The first time I saw Eleanor, so iconic and impressive in her monarchial finest, was from a careful distance. Standing face-to-face was like nosing up to a Seurat and discerning the dots. At nearly eighty, she’d crossed into that age where makeup starts looking like the paint job it is, and her skin was thinner, the lines etched more prominently. Yet this hadn’t robbed her of her elegance, nor entirely of her beauty, and I realized how Agatha must have suffered for inheriting neither.

 

The royal physician had already awarded me a clean bill of health—no syphilis, I wanted to blurt—but still Eleanor examined me as keenly as she would a horse at Tattersalls. Her gimlet eye was the same one I felt at Nick’s birthday, only this time I had nowhere to hide. And she did not miss the flag pin proudly displayed on the lapel of my coat—public, too, now that we were.

 

“How do you do, Miss Porter,” she finally said.

 

“Thank you very much for having me, Your Majesty.”

 

She seized my left hand in her cool, papery one, holding it up as carefully as a scientist so the light bounced off every facet of my ring. “It suits you,” she said as she let my hand drop. “Though I daresay that ring can work miracles on any hand.”

 

I felt a light whacking at my legs.

 

“Sturdy calves. She’ll carry a child nicely,” said Marta, bringing her empty tumbler to the decanter on Eleanor’s desk. “Sprog her up before I die, Nicky boy.

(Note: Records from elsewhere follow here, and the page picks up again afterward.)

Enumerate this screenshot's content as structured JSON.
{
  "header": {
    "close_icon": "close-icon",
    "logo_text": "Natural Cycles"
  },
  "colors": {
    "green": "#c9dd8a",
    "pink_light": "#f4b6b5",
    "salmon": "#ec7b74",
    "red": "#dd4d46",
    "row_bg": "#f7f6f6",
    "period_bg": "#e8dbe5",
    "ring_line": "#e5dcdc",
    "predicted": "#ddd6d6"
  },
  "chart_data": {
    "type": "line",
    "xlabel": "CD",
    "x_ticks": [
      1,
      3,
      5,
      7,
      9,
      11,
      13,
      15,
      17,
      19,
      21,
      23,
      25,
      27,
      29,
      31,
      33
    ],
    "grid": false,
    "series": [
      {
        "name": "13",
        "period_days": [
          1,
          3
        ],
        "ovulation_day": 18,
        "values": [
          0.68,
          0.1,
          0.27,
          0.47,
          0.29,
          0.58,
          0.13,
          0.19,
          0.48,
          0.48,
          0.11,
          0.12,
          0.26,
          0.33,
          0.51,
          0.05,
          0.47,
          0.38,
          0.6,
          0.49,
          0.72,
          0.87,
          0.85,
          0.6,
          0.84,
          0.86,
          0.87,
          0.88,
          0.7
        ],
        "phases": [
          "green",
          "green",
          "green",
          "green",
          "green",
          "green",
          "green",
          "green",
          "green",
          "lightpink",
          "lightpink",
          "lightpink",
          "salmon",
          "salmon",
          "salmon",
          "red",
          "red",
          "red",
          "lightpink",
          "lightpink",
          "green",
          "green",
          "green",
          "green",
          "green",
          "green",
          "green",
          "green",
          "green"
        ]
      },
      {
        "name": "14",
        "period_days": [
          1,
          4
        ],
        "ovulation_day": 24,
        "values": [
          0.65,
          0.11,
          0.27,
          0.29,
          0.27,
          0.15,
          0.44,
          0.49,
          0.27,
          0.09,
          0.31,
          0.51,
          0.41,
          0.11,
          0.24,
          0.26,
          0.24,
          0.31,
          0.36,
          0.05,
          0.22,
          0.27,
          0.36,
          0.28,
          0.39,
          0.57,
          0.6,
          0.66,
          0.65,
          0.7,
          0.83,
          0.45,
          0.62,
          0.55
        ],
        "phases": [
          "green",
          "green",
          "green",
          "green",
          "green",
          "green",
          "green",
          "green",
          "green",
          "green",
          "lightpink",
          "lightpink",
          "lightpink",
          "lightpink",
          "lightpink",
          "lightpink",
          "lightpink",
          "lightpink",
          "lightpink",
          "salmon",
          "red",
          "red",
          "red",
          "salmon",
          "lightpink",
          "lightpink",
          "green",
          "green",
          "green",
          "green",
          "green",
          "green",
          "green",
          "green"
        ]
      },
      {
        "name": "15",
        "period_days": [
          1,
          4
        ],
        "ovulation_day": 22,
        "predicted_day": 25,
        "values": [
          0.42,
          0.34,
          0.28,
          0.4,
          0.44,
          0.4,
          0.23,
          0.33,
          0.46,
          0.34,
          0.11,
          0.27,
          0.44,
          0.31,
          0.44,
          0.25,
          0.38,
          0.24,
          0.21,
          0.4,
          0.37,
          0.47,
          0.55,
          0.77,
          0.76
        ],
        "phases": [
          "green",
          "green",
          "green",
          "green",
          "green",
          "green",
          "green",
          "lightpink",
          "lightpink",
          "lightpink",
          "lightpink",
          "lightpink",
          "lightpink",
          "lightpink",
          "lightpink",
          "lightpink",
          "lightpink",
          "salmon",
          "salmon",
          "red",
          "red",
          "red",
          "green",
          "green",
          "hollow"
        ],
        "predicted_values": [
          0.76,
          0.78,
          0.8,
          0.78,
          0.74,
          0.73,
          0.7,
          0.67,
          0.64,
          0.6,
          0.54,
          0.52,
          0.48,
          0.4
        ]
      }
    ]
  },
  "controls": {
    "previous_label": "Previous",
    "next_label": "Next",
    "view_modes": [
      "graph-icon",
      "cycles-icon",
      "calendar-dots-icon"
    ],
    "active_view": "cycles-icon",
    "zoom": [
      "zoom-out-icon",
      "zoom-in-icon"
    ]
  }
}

I assume you know how.”

 

Nick looked like he wanted to die. But before Marta could begin any kind of instruction, the Queen’s equerry, a petite and balding man called Murray—I still am not clear whether this is his first name or his last—informed us that the time had come for us to leave for church. Eleanor paused as she went past me, and laid a hand on my arm.

 

“Once you walk out that door, you are one of us,” she said. “Ready or not.”